La causa que investiga la usurpación y apropiación fraudulenta de 23 departamentos en la Torre de los Periodistas, edificio emblemático de Neuquén, pasó al Tribunal Oral Federal para iniciar el juicio oral y público. La acción fue decidida tras el cierre de la instrucción a cargo del juez Gustavo Villanueva.

Este caso es inédito entre las causas por delitos de lesa humanidad en la región, pues representa la primera imputación penal por robo y defraudación derivada de la intervención militar tras el golpe de Estado de 1976. Los acusados en este proceso son dos integrantes de Inteligencia del Ejército, Sergio San Martín y Jorge Di Pasquale, quienes habrían participado directamente en la maniobra que despojó a 23 asociados de la Cooperativa de Periodistas de sus viviendas.

Desde 2008 se han emitido sentencias contra responsables de crímenes de lesa humanidad en la zona, abarrotando casos por secuestros, torturas, violaciones y homicidios cometidos tras el golpe cívico-militar. En contraste, esta causa resalta la dimensión económica y el uso irregular de bienes inmuebles por parte de fuerzas militares y de seguridad, además de la persecución política denunciada.
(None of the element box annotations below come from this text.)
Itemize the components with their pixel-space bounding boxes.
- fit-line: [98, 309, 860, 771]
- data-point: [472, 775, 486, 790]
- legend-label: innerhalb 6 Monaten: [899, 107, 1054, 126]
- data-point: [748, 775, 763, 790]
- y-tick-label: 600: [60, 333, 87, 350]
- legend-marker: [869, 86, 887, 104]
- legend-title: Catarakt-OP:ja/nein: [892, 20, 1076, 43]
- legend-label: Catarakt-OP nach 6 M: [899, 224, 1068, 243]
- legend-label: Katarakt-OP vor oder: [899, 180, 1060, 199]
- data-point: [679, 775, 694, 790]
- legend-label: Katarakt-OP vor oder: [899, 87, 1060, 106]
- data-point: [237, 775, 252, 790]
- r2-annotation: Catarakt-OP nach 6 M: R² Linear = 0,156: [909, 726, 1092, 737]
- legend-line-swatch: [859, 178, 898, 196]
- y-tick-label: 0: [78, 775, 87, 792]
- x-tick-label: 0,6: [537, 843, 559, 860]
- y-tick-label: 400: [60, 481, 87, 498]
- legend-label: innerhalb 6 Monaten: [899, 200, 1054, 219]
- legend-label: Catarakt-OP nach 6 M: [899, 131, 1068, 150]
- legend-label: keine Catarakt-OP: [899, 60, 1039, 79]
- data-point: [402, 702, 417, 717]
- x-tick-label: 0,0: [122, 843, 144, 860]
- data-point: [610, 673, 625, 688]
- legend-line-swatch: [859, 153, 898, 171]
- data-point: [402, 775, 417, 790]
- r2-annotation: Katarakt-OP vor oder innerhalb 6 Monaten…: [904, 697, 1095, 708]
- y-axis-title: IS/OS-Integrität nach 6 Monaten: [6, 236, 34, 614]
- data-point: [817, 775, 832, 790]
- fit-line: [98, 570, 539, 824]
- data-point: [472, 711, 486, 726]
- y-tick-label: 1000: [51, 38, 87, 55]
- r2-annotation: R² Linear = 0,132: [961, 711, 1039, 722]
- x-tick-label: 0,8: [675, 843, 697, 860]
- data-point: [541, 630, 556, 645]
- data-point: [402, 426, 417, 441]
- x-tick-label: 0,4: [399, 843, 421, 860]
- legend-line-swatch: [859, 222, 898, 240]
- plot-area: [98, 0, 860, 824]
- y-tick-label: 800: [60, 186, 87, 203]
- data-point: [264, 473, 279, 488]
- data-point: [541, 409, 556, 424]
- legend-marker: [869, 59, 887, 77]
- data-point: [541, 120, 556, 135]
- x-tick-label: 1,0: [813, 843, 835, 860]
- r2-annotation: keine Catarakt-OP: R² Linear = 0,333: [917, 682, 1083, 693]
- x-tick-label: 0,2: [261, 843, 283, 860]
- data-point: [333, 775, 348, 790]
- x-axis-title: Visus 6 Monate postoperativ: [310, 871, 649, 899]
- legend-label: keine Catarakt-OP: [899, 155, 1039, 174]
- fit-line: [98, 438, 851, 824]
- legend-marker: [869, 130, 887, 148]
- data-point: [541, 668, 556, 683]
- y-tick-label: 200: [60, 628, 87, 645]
Durante el allanamiento ilegal realizado el 24 de marzo de 1976, el edificio todavía estaba en construcción y se esperaba su entrega al día del periodista, el 7 de junio. La ocupación fue llevada adelante por militares y fuerzas de seguridad, que destinaron algunas unidades a alojar grupos de tarea y otras a guardar armamento, mientras que los legítimos propietarios quedaban desposeídos a través de maniobras fraudulentas en las que participó incluso el Banco Hipotecario Nacional.

Los abusos no se limitaron a la usurpación: varios dirigentes y asociados fueron perseguidos, detenidos ilegalmente y desaparecidos en el marco de un plan sistemático de represión. El presidente de la cooperativa debió exiliarse en Francia ante las amenazas contra su vida, mientras procesos de persecución y tortura avanzaban en la región. La causa además da cuenta de que otros involucrados en los hechos han fallecido o se encuentran incapacitados para enfrentar el proceso.